Heavy seas at the outset. A shipwrecked man washes ashore on a deserted island. After acquainting himself with the geography, including a claustrophobic escape from an underwater cavern, he means to set sail by raft. His attempts to leave the island are twice broken up by a mysterious animal in the water. On his third attempt, he discovers the culprit — an enormous red turtle. The raft is destroyed again and the man is distraught. That night, the turtle comes ashore, and the man takes revenge. He smashes the turtle's head with a bamboo stick and turns the creature on its back. Later, overcome with guilt, he tries to feed and shade the turtle, but it has died. To the man's great surprise, the turtle turns into a woman. The man and woman form a life together on the island. They even have a child, who grows and eventually sets out on his own, bound for unknown shores. The couple grows old together.
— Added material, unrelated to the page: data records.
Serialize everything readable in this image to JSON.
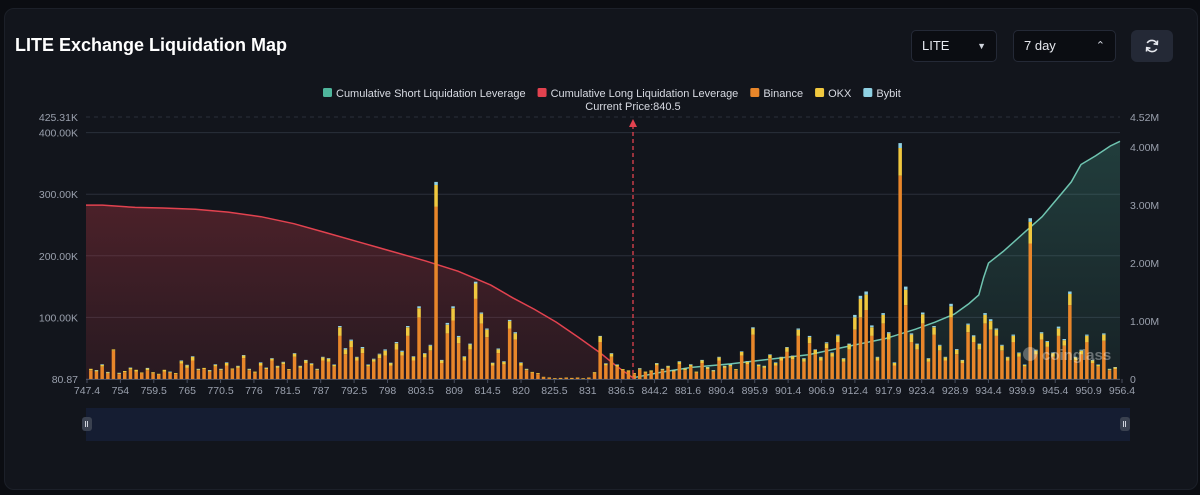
{
  "header": {
    "title": "LITE Exchange Liquidation Map",
    "coin_select": "LITE",
    "range_select": "7 day",
    "refresh_icon": "refresh-icon",
    "dropdown_icon": "caret-down-icon",
    "stepper_icon": "chevron-updown-icon"
  },
  "watermark": "coinglass",
  "chart_data": {
    "type": "bar",
    "current_price_label": "Current Price:840.5",
    "current_price": 840.5,
    "legend": [
      {
        "name": "Cumulative Short Liquidation Leverage",
        "color": "#4fb59c"
      },
      {
        "name": "Cumulative Long Liquidation Leverage",
        "color": "#e2424f"
      },
      {
        "name": "Binance",
        "color": "#e8862a"
      },
      {
        "name": "OKX",
        "color": "#f0c83f"
      },
      {
        "name": "Bybit",
        "color": "#8fd1e3"
      }
    ],
    "x_tick_labels": [
      "747.4",
      "754",
      "759.5",
      "765",
      "770.5",
      "776",
      "781.5",
      "787",
      "792.5",
      "798",
      "803.5",
      "809",
      "814.5",
      "820",
      "825.5",
      "831",
      "836.5",
      "844.2",
      "881.6",
      "890.4",
      "895.9",
      "901.4",
      "906.9",
      "912.4",
      "917.9",
      "923.4",
      "928.9",
      "934.4",
      "939.9",
      "945.4",
      "950.9",
      "956.4"
    ],
    "y_left_ticks": [
      "425.31K",
      "400.00K",
      "300.00K",
      "200.00K",
      "100.00K",
      "80.87"
    ],
    "y_right_ticks": [
      "4.52M",
      "4.00M",
      "3.00M",
      "2.00M",
      "1.00M",
      "0"
    ],
    "y_left_values": [
      425310,
      400000,
      300000,
      200000,
      100000,
      80.87
    ],
    "y_right_values": [
      4520000,
      4000000,
      3000000,
      2000000,
      1000000,
      0
    ],
    "y_left_range": [
      0,
      425310
    ],
    "y_right_range": [
      0,
      4520000
    ],
    "cumulative_long": {
      "name": "Cumulative Long Liquidation Leverage",
      "x_from": "747.4",
      "x_to": "840.5",
      "points_frac": [
        [
          0,
          3.0
        ],
        [
          0.03,
          3.0
        ],
        [
          0.06,
          2.98
        ],
        [
          0.09,
          2.96
        ],
        [
          0.14,
          2.95
        ],
        [
          0.2,
          2.93
        ],
        [
          0.26,
          2.88
        ],
        [
          0.32,
          2.8
        ],
        [
          0.38,
          2.68
        ],
        [
          0.44,
          2.52
        ],
        [
          0.5,
          2.36
        ],
        [
          0.56,
          2.2
        ],
        [
          0.62,
          2.04
        ],
        [
          0.68,
          1.86
        ],
        [
          0.74,
          1.62
        ],
        [
          0.78,
          1.4
        ],
        [
          0.82,
          1.2
        ],
        [
          0.86,
          0.98
        ],
        [
          0.9,
          0.72
        ],
        [
          0.94,
          0.45
        ],
        [
          0.97,
          0.22
        ],
        [
          1,
          0.02
        ]
      ]
    },
    "cumulative_short": {
      "name": "Cumulative Short Liquidation Leverage",
      "x_from": "840.5",
      "x_to": "956.4",
      "points_frac": [
        [
          0,
          0.02
        ],
        [
          0.06,
          0.12
        ],
        [
          0.12,
          0.2
        ],
        [
          0.2,
          0.26
        ],
        [
          0.28,
          0.34
        ],
        [
          0.36,
          0.42
        ],
        [
          0.44,
          0.56
        ],
        [
          0.52,
          0.7
        ],
        [
          0.58,
          0.86
        ],
        [
          0.62,
          0.98
        ],
        [
          0.66,
          1.12
        ],
        [
          0.69,
          1.3
        ],
        [
          0.71,
          1.45
        ],
        [
          0.72,
          1.75
        ],
        [
          0.73,
          2.0
        ],
        [
          0.76,
          2.2
        ],
        [
          0.8,
          2.5
        ],
        [
          0.84,
          2.8
        ],
        [
          0.86,
          3.0
        ],
        [
          0.88,
          3.2
        ],
        [
          0.9,
          3.4
        ],
        [
          0.92,
          3.7
        ],
        [
          0.95,
          3.85
        ],
        [
          0.98,
          4.02
        ],
        [
          1,
          4.1
        ]
      ]
    },
    "bars_note": "per-price liquidation volume, stacked Binance / OKX / Bybit",
    "bars": [
      [
        14000,
        2500,
        0
      ],
      [
        12000,
        2000,
        500
      ],
      [
        20000,
        3000,
        1000
      ],
      [
        9000,
        2000,
        500
      ],
      [
        46000,
        2000,
        0
      ],
      [
        8000,
        1500,
        500
      ],
      [
        11000,
        2000,
        0
      ],
      [
        15000,
        3000,
        500
      ],
      [
        12000,
        3000,
        0
      ],
      [
        9000,
        1500,
        0
      ],
      [
        14000,
        3000,
        1000
      ],
      [
        9000,
        2000,
        0
      ],
      [
        7000,
        1500,
        0
      ],
      [
        12000,
        3000,
        0
      ],
      [
        10000,
        1500,
        500
      ],
      [
        8000,
        1500,
        0
      ],
      [
        25000,
        4000,
        1000
      ],
      [
        18000,
        4000,
        1000
      ],
      [
        30000,
        6000,
        1000
      ],
      [
        14000,
        2000,
        500
      ],
      [
        16000,
        2000,
        0
      ],
      [
        12000,
        2000,
        500
      ],
      [
        20000,
        3000,
        1000
      ],
      [
        14000,
        2000,
        500
      ],
      [
        22000,
        4000,
        1000
      ],
      [
        15000,
        2000,
        0
      ],
      [
        18000,
        3000,
        500
      ],
      [
        34000,
        4000,
        1000
      ],
      [
        14000,
        2000,
        500
      ],
      [
        10000,
        2000,
        0
      ],
      [
        22000,
        4000,
        1000
      ],
      [
        16000,
        2000,
        500
      ],
      [
        30000,
        3000,
        1000
      ],
      [
        18000,
        3000,
        500
      ],
      [
        24000,
        3000,
        1000
      ],
      [
        14000,
        2000,
        0
      ],
      [
        36000,
        5000,
        1000
      ],
      [
        18000,
        3000,
        500
      ],
      [
        26000,
        4000,
        1000
      ],
      [
        22000,
        3000,
        500
      ],
      [
        14000,
        2000,
        500
      ],
      [
        30000,
        5000,
        1000
      ],
      [
        28000,
        5000,
        1000
      ],
      [
        20000,
        3000,
        500
      ],
      [
        70000,
        14000,
        2000
      ],
      [
        40000,
        8000,
        2000
      ],
      [
        52000,
        10000,
        2000
      ],
      [
        30000,
        5000,
        1000
      ],
      [
        42000,
        8000,
        2000
      ],
      [
        20000,
        3000,
        500
      ],
      [
        28000,
        4000,
        1000
      ],
      [
        34000,
        6000,
        1000
      ],
      [
        38000,
        8000,
        2000
      ],
      [
        22000,
        4000,
        500
      ],
      [
        48000,
        10000,
        2000
      ],
      [
        38000,
        6000,
        2000
      ],
      [
        70000,
        14000,
        2000
      ],
      [
        30000,
        6000,
        1000
      ],
      [
        100000,
        15000,
        3000
      ],
      [
        35000,
        6000,
        1000
      ],
      [
        46000,
        8000,
        1500
      ],
      [
        280000,
        35000,
        5000
      ],
      [
        26000,
        4000,
        1000
      ],
      [
        74000,
        14000,
        3000
      ],
      [
        95000,
        20000,
        3000
      ],
      [
        58000,
        10000,
        2000
      ],
      [
        30000,
        6000,
        1000
      ],
      [
        48000,
        8000,
        1500
      ],
      [
        130000,
        25000,
        3000
      ],
      [
        90000,
        16000,
        2000
      ],
      [
        68000,
        12000,
        2000
      ],
      [
        22000,
        4000,
        500
      ],
      [
        42000,
        6000,
        1500
      ],
      [
        24000,
        4000,
        1000
      ],
      [
        82000,
        12000,
        2000
      ],
      [
        64000,
        10000,
        2000
      ],
      [
        22000,
        4000,
        1000
      ],
      [
        14000,
        2000,
        500
      ],
      [
        10000,
        1500,
        0
      ],
      [
        8000,
        1500,
        0
      ],
      [
        3000,
        500,
        0
      ],
      [
        2000,
        500,
        0
      ],
      [
        1000,
        300,
        0
      ],
      [
        1500,
        300,
        0
      ],
      [
        2000,
        300,
        0
      ],
      [
        1500,
        300,
        0
      ],
      [
        2000,
        300,
        0
      ],
      [
        1000,
        200,
        0
      ],
      [
        2000,
        300,
        0
      ],
      [
        9000,
        2000,
        0
      ],
      [
        60000,
        9000,
        1000
      ],
      [
        22000,
        3000,
        500
      ],
      [
        36000,
        5000,
        1000
      ],
      [
        20000,
        3000,
        500
      ],
      [
        14000,
        2000,
        0
      ],
      [
        12000,
        2000,
        0
      ],
      [
        8000,
        1500,
        0
      ],
      [
        15000,
        2000,
        500
      ],
      [
        10000,
        2000,
        0
      ],
      [
        12000,
        2000,
        0
      ],
      [
        22000,
        3000,
        1000
      ],
      [
        14000,
        2000,
        500
      ],
      [
        18000,
        3000,
        500
      ],
      [
        12000,
        2000,
        500
      ],
      [
        24000,
        4000,
        1000
      ],
      [
        14000,
        3000,
        500
      ],
      [
        20000,
        3000,
        1000
      ],
      [
        10000,
        2000,
        0
      ],
      [
        26000,
        4000,
        1000
      ],
      [
        16000,
        3000,
        500
      ],
      [
        12000,
        2000,
        500
      ],
      [
        30000,
        5000,
        1000
      ],
      [
        18000,
        3000,
        500
      ],
      [
        20000,
        3000,
        500
      ],
      [
        14000,
        2000,
        0
      ],
      [
        38000,
        6000,
        1000
      ],
      [
        24000,
        4000,
        1000
      ],
      [
        72000,
        10000,
        2000
      ],
      [
        20000,
        3000,
        500
      ],
      [
        18000,
        3000,
        500
      ],
      [
        34000,
        5000,
        1000
      ],
      [
        22000,
        4000,
        1000
      ],
      [
        30000,
        5000,
        1000
      ],
      [
        44000,
        7000,
        1000
      ],
      [
        32000,
        5000,
        1000
      ],
      [
        70000,
        10000,
        2000
      ],
      [
        28000,
        5000,
        1000
      ],
      [
        58000,
        10000,
        2000
      ],
      [
        40000,
        7000,
        1000
      ],
      [
        30000,
        5000,
        1000
      ],
      [
        50000,
        8000,
        1500
      ],
      [
        36000,
        6000,
        1000
      ],
      [
        60000,
        10000,
        2000
      ],
      [
        28000,
        5000,
        1000
      ],
      [
        48000,
        8000,
        1500
      ],
      [
        80000,
        20000,
        4000
      ],
      [
        100000,
        30000,
        5000
      ],
      [
        112000,
        25000,
        5000
      ],
      [
        70000,
        14000,
        3000
      ],
      [
        30000,
        5000,
        1000
      ],
      [
        90000,
        14000,
        3000
      ],
      [
        64000,
        10000,
        2000
      ],
      [
        22000,
        4000,
        1000
      ],
      [
        330000,
        45000,
        8000
      ],
      [
        120000,
        25000,
        5000
      ],
      [
        60000,
        12000,
        2000
      ],
      [
        48000,
        8000,
        1500
      ],
      [
        90000,
        15000,
        3000
      ],
      [
        28000,
        5000,
        1000
      ],
      [
        72000,
        12000,
        2000
      ],
      [
        46000,
        8000,
        1500
      ],
      [
        30000,
        5000,
        1000
      ],
      [
        100000,
        18000,
        4000
      ],
      [
        40000,
        7000,
        1500
      ],
      [
        26000,
        4000,
        1000
      ],
      [
        76000,
        12000,
        2000
      ],
      [
        60000,
        9000,
        2000
      ],
      [
        48000,
        8000,
        1500
      ],
      [
        90000,
        14000,
        3000
      ],
      [
        80000,
        14000,
        3000
      ],
      [
        70000,
        10000,
        2000
      ],
      [
        46000,
        8000,
        1500
      ],
      [
        30000,
        5000,
        1000
      ],
      [
        60000,
        10000,
        2000
      ],
      [
        36000,
        6000,
        1000
      ],
      [
        20000,
        3000,
        500
      ],
      [
        220000,
        35000,
        6000
      ],
      [
        40000,
        6000,
        1500
      ],
      [
        64000,
        10000,
        2000
      ],
      [
        52000,
        8000,
        1500
      ],
      [
        36000,
        6000,
        1000
      ],
      [
        70000,
        12000,
        3000
      ],
      [
        54000,
        9000,
        2000
      ],
      [
        120000,
        18000,
        4000
      ],
      [
        30000,
        5000,
        1000
      ],
      [
        40000,
        6000,
        1500
      ],
      [
        60000,
        10000,
        2000
      ],
      [
        26000,
        4000,
        1000
      ],
      [
        20000,
        3000,
        500
      ],
      [
        62000,
        10000,
        2000
      ],
      [
        14000,
        2000,
        500
      ],
      [
        16000,
        3000,
        500
      ]
    ]
  }
}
While the animation is rudimentary by modern standards, the score — with original music by Laurent Perez Del Mar — is magnificent stuff, supplanting a need for dialogue. Keening strings and choral island dirges abound. Not since Titanic have we heard such rich, aquatic splendor in a musical accompaniment.
More importantly, the short, wordless little movie has a hypnotizing effect. It's weird, but unlike last year's Swiss Army Man, which dealt with similar themes — in my mind brilliantly and movingly, if zanily — this one presents a more accessible allegory, a warmer and more universal end.